Friday, December 7, 2012

End suffering

Question:
 http://uk.answers.yahoo.com/question/index?qid=20121204145440AAyGQbQ

In Buddhism, how does a person end their suffering?


Answer:


If suffering is a problem, the perfect solution (no suffering/ no problem) is to remove the cause(s) of the problem.

Cause(s)-&-effect(s).
If no cause(s), then not effect(s).

For example as Metaphor:
Causes for candle flame are 1. oxygen, 2. fuel (candle wax) and 3. ignition temperature.
There would be no fire/flame if one or more causes are removed.

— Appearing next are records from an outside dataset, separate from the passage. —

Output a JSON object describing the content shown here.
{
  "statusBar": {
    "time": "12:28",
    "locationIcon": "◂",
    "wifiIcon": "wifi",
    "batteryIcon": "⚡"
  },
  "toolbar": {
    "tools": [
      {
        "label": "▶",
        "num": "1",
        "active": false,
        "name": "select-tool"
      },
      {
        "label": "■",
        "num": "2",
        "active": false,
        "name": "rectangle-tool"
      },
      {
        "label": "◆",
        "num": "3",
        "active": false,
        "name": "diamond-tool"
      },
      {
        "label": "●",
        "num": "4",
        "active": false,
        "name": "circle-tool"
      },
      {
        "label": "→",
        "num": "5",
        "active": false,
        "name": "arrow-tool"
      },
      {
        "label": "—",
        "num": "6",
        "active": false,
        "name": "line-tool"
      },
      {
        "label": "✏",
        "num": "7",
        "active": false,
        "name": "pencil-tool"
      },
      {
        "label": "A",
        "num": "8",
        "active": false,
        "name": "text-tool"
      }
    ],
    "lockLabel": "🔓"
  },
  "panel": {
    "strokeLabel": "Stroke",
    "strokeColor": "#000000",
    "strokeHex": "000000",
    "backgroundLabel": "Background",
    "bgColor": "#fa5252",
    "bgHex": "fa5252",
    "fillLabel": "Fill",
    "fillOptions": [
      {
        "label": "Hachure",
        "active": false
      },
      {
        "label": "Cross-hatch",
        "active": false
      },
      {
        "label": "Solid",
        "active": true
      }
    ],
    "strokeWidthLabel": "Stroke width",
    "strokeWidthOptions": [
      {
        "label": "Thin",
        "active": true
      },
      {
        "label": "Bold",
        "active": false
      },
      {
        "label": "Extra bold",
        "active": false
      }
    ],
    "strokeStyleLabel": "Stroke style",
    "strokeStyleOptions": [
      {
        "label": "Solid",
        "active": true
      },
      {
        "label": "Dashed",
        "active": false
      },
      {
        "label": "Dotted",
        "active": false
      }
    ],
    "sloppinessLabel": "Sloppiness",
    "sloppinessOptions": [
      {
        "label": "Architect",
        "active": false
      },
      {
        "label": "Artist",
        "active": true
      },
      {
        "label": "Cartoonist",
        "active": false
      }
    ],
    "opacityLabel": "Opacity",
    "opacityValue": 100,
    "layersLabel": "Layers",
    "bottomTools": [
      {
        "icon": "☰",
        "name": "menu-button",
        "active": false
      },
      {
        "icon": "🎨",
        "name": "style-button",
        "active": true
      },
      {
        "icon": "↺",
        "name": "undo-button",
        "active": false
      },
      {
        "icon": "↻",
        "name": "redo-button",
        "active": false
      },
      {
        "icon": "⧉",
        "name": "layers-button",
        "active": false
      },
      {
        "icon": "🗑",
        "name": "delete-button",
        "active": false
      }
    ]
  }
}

Interestingly, this perfect solution (called Nibbana) cannot be defined & do not exist within worldly/mundane time-space dimensions. It is by all means, the out-of-the-box solution.

In Law-of-Rebels (sovereign right) we symbolically call it 'Remove other's court for no trouble'.

Therefore, Buddhist Dhamma is the radical rebel idea ever known for man-kind (the ultimate achievement), challenging all other recursive/Nyaya (Biblical/Vedic, including Buddhist religion/society) ideologies.

Buddhism is for the Living & wise, not for the Dead & dumb.
(Dalai Lama scenario of [Been There] has a simple-deep meaning for the wise)
Can a worldly being achieve 'perfect solution' for ever? NO.

In Buddhism, how does a person end their suffering?

Answer: by removing person (mask) to end suffering associate with it, where people can have many persons (personifications).